Chloe, how did you become interested in Palestine?
As a little girl, I enjoyed flicking through my grandparent’s slides of Al-Quds, and listening to stories of their visits. Olive trees, the Garden Tomb, the golden dome of Al-Aqsa mosque – I couldn’t get enough of hearing about this place. But my family were Zionists. It wasn’t overt, but in that subtle way that sees the state of Israel as a holy place, a fulfillment of God’s promise to Abraham. The end times was never far from our thoughts and conversations, and always centred around Jerusalem.
As a teenager, I voraciously read the news and began to question this narrative given to me by my family of a ‘holy nation’. What was so holy about apartheid? One RE lesson, my teacher broke down the political situation in the region, introducing me to the difficulties faced by Palestinians, and after a chance encounter with Stephen Sizer’s ‘Zion’s Christian Soldiers’, I began to question Zionist theology.
How did you hear about Sabeel-Kairos?
At university, I read more and more about the situation Palestinians were facing on a day to day basis. A tutor pointed me to the Sabeel-Kairos document, ‘A moment of truth’. The call on churches and Christians to respond to the apartheid in Palestine was immense, and I found it both deeply challenging and motivating. After a visit to the West Bank and Jerusalem, I wrote my dissertation on the document, using it and writings of Naim Ateek and others, alongside careful study of scripture, to unpick and correct the Zionist theology I had grown up with.
What have you done with Sabeel-Kairos since hearing about the organisation?

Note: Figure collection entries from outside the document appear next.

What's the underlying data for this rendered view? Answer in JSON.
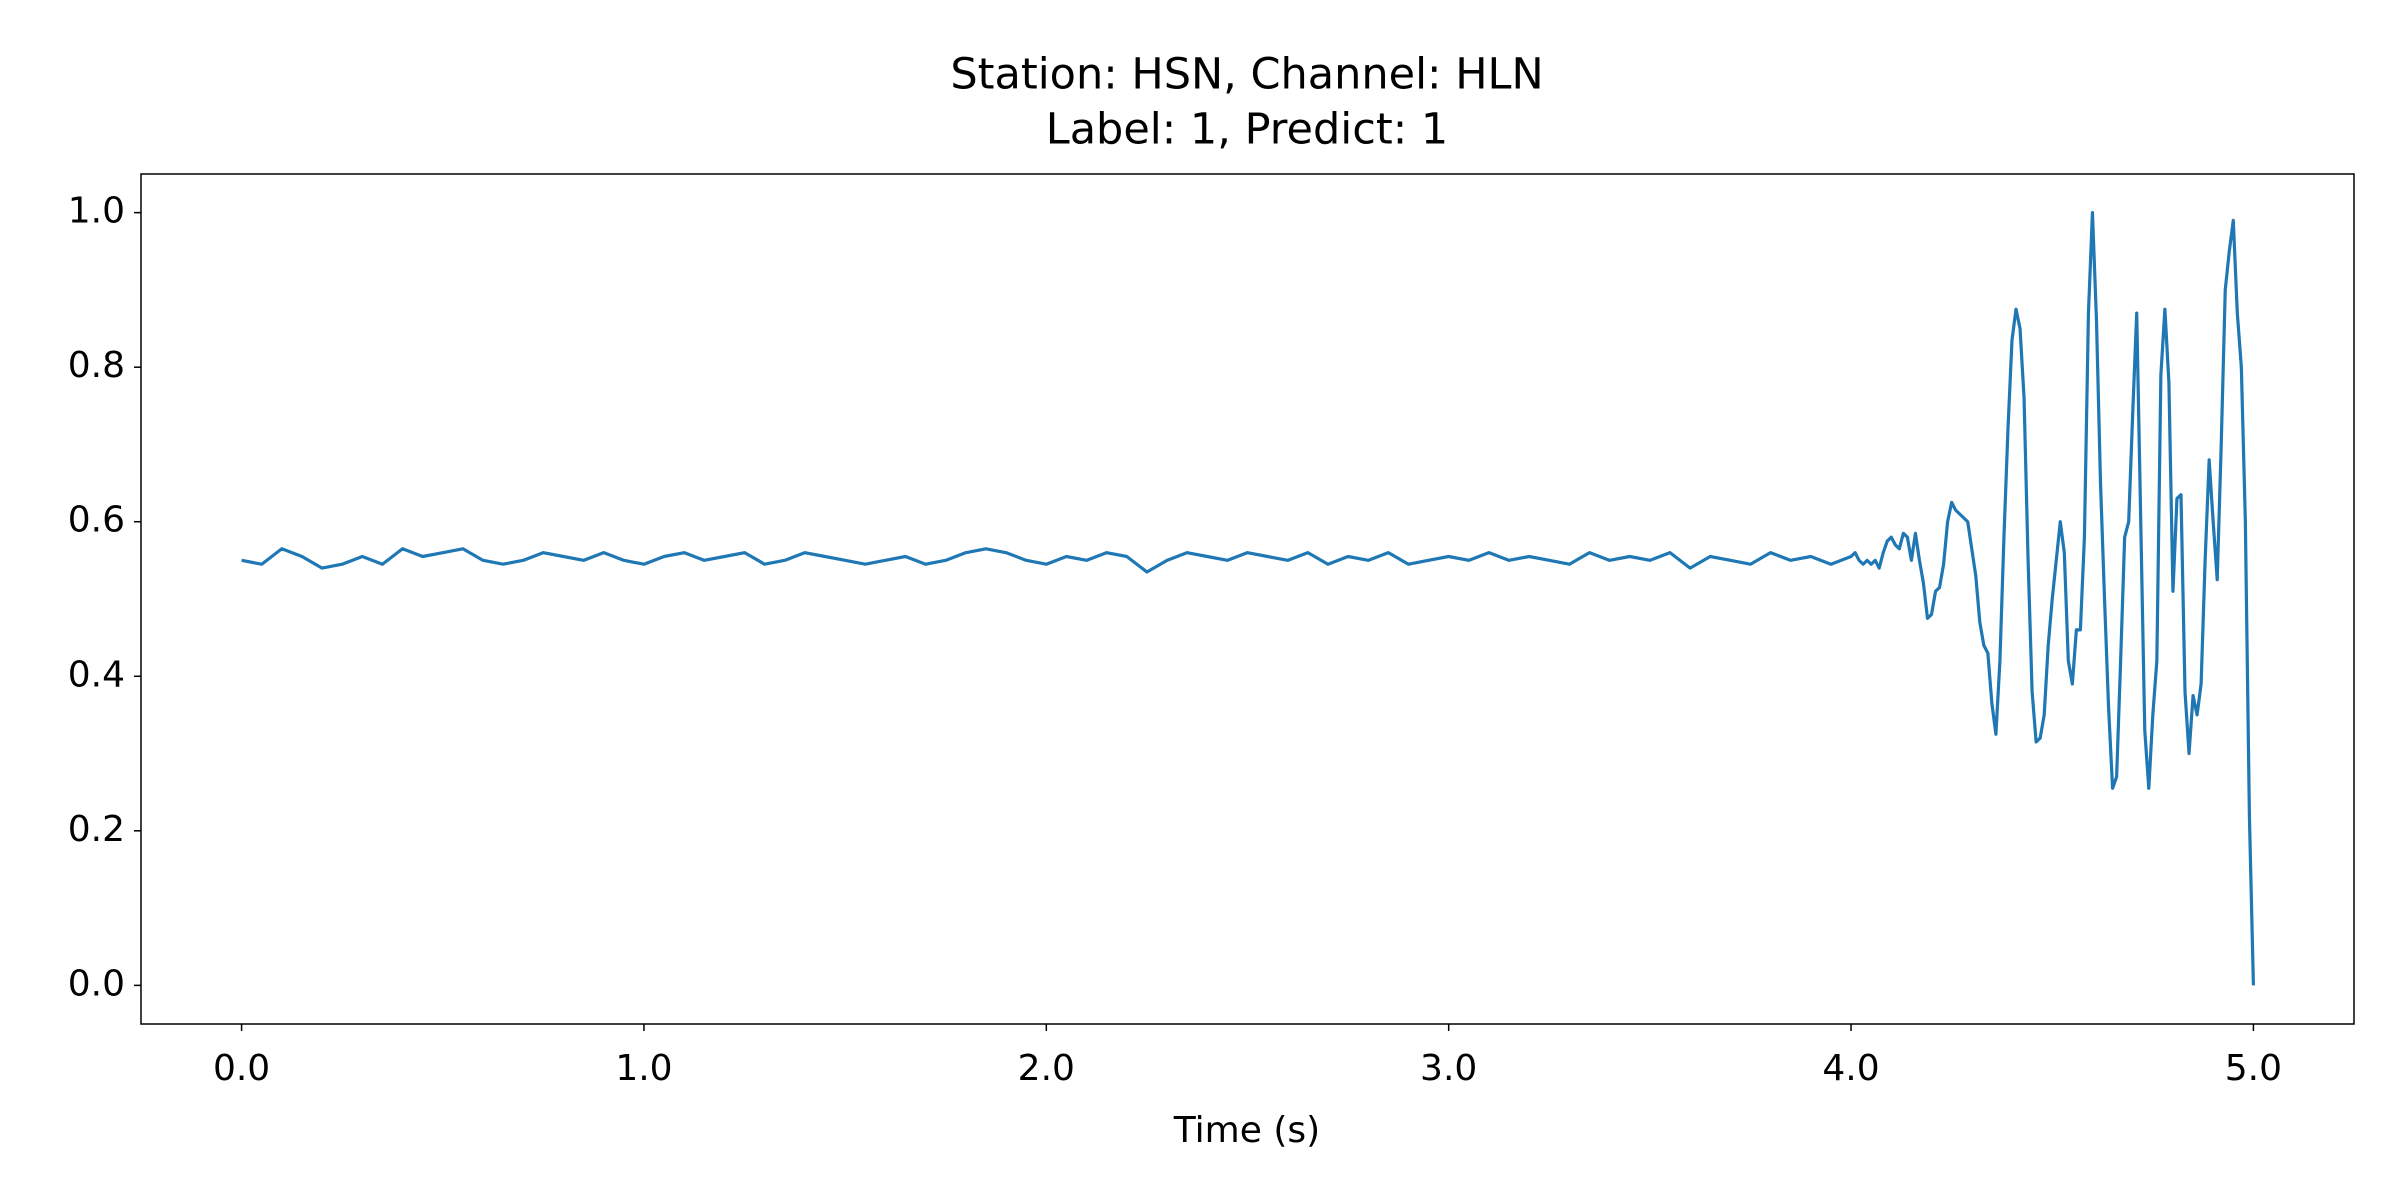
{
  "chart_data": {
    "type": "line",
    "title": "Station: HSN, Channel: HLN",
    "subtitle": "Label: 1, Predict: 1",
    "xlabel": "Time (s)",
    "color": "#1f77b4",
    "xlim": [
      -0.25,
      5.25
    ],
    "ylim": [
      -0.05,
      1.05
    ],
    "xticks": [
      {
        "value": 0,
        "label": "0.0"
      },
      {
        "value": 1,
        "label": "1.0"
      },
      {
        "value": 2,
        "label": "2.0"
      },
      {
        "value": 3,
        "label": "3.0"
      },
      {
        "value": 4,
        "label": "4.0"
      },
      {
        "value": 5,
        "label": "5.0"
      }
    ],
    "yticks": [
      {
        "value": 0,
        "label": "0.0"
      },
      {
        "value": 0.2,
        "label": "0.2"
      },
      {
        "value": 0.4,
        "label": "0.4"
      },
      {
        "value": 0.6,
        "label": "0.6"
      },
      {
        "value": 0.8,
        "label": "0.8"
      },
      {
        "value": 1,
        "label": "1.0"
      }
    ],
    "x": [
      0,
      0.05,
      0.1,
      0.15,
      0.2,
      0.25,
      0.3,
      0.35,
      0.4,
      0.45,
      0.5,
      0.55,
      0.6,
      0.65,
      0.7,
      0.75,
      0.8,
      0.85,
      0.9,
      0.95,
      1,
      1.05,
      1.1,
      1.15,
      1.2,
      1.25,
      1.3,
      1.35,
      1.4,
      1.45,
      1.5,
      1.55,
      1.6,
      1.65,
      1.7,
      1.75,
      1.8,
      1.85,
      1.9,
      1.95,
      2,
      2.05,
      2.1,
      2.15,
      2.2,
      2.25,
      2.3,
      2.35,
      2.4,
      2.45,
      2.5,
      2.55,
      2.6,
      2.65,
      2.7,
      2.75,
      2.8,
      2.85,
      2.9,
      2.95,
      3,
      3.05,
      3.1,
      3.15,
      3.2,
      3.25,
      3.3,
      3.35,
      3.4,
      3.45,
      3.5,
      3.55,
      3.6,
      3.65,
      3.7,
      3.75,
      3.8,
      3.85,
      3.9,
      3.95,
      4,
      4.01,
      4.02,
      4.03,
      4.04,
      4.05,
      4.06,
      4.07,
      4.08,
      4.09,
      4.1,
      4.11,
      4.12,
      4.13,
      4.14,
      4.15,
      4.16,
      4.17,
      4.18,
      4.19,
      4.2,
      4.21,
      4.22,
      4.23,
      4.24,
      4.25,
      4.26,
      4.27,
      4.28,
      4.29,
      4.3,
      4.31,
      4.32,
      4.33,
      4.34,
      4.35,
      4.36,
      4.37,
      4.38,
      4.39,
      4.4,
      4.41,
      4.42,
      4.43,
      4.44,
      4.45,
      4.46,
      4.47,
      4.48,
      4.49,
      4.5,
      4.51,
      4.52,
      4.53,
      4.54,
      4.55,
      4.56,
      4.57,
      4.58,
      4.59,
      4.6,
      4.61,
      4.62,
      4.63,
      4.64,
      4.65,
      4.66,
      4.67,
      4.68,
      4.69,
      4.7,
      4.71,
      4.72,
      4.73,
      4.74,
      4.75,
      4.76,
      4.77,
      4.78,
      4.79,
      4.8,
      4.81,
      4.82,
      4.83,
      4.84,
      4.85,
      4.86,
      4.87,
      4.88,
      4.89,
      4.9,
      4.91,
      4.92,
      4.93,
      4.94,
      4.95,
      4.96,
      4.97,
      4.98,
      4.99,
      5
    ],
    "values": [
      0.55,
      0.545,
      0.565,
      0.555,
      0.54,
      0.545,
      0.555,
      0.545,
      0.565,
      0.555,
      0.56,
      0.565,
      0.55,
      0.545,
      0.55,
      0.56,
      0.555,
      0.55,
      0.56,
      0.55,
      0.545,
      0.555,
      0.56,
      0.55,
      0.555,
      0.56,
      0.545,
      0.55,
      0.56,
      0.555,
      0.55,
      0.545,
      0.55,
      0.555,
      0.545,
      0.55,
      0.56,
      0.565,
      0.56,
      0.55,
      0.545,
      0.555,
      0.55,
      0.56,
      0.555,
      0.535,
      0.55,
      0.56,
      0.555,
      0.55,
      0.56,
      0.555,
      0.55,
      0.56,
      0.545,
      0.555,
      0.55,
      0.56,
      0.545,
      0.55,
      0.555,
      0.55,
      0.56,
      0.55,
      0.555,
      0.55,
      0.545,
      0.56,
      0.55,
      0.555,
      0.55,
      0.56,
      0.54,
      0.555,
      0.55,
      0.545,
      0.56,
      0.55,
      0.555,
      0.545,
      0.555,
      0.56,
      0.55,
      0.545,
      0.55,
      0.545,
      0.55,
      0.54,
      0.56,
      0.575,
      0.58,
      0.57,
      0.565,
      0.585,
      0.58,
      0.55,
      0.585,
      0.55,
      0.52,
      0.475,
      0.48,
      0.51,
      0.515,
      0.545,
      0.6,
      0.625,
      0.615,
      0.61,
      0.605,
      0.6,
      0.565,
      0.53,
      0.47,
      0.44,
      0.43,
      0.365,
      0.325,
      0.42,
      0.58,
      0.72,
      0.835,
      0.875,
      0.85,
      0.76,
      0.55,
      0.38,
      0.315,
      0.32,
      0.35,
      0.44,
      0.5,
      0.55,
      0.6,
      0.56,
      0.42,
      0.39,
      0.46,
      0.46,
      0.58,
      0.87,
      1.0,
      0.86,
      0.65,
      0.5,
      0.36,
      0.255,
      0.27,
      0.42,
      0.58,
      0.6,
      0.74,
      0.87,
      0.6,
      0.33,
      0.255,
      0.35,
      0.42,
      0.79,
      0.875,
      0.78,
      0.51,
      0.63,
      0.635,
      0.38,
      0.3,
      0.375,
      0.35,
      0.39,
      0.55,
      0.68,
      0.6,
      0.525,
      0.7,
      0.9,
      0.95,
      0.99,
      0.87,
      0.8,
      0.6,
      0.22,
      0.0
    ]
  }
}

Monthly, I have been joining with the under-35 network at Sabeel to pray for Palestine and the Palestinian people. When you see images of suffering and pain, to bring them before God with others who encourage you to keep praying and keep you accountable to pray stops you from checking out and becoming numb to the situation.
How does that affect your advocacy/heart for Palestine?
After graduating and entering ‘normal adult life’, it was hard to know what to do with the feelings of sadness and frustration and to be accountable for the images I was seeing coming out of Palestine. Joining with Ruth and others to pray has helped me bring the situation to God, reminding me He is in control. The prayers of others inspire and encourage me to pray more, and it is humbling to remember all those who have prayed and fasted for peace before me. Now, I find it easier to challenge Zionist theology, to talk about Palestine and advocate for Palestinians to those around me, whether in my workplace, church, or with my friends. I don’t feel powerless anymore, but know I am part of a global community of prayer.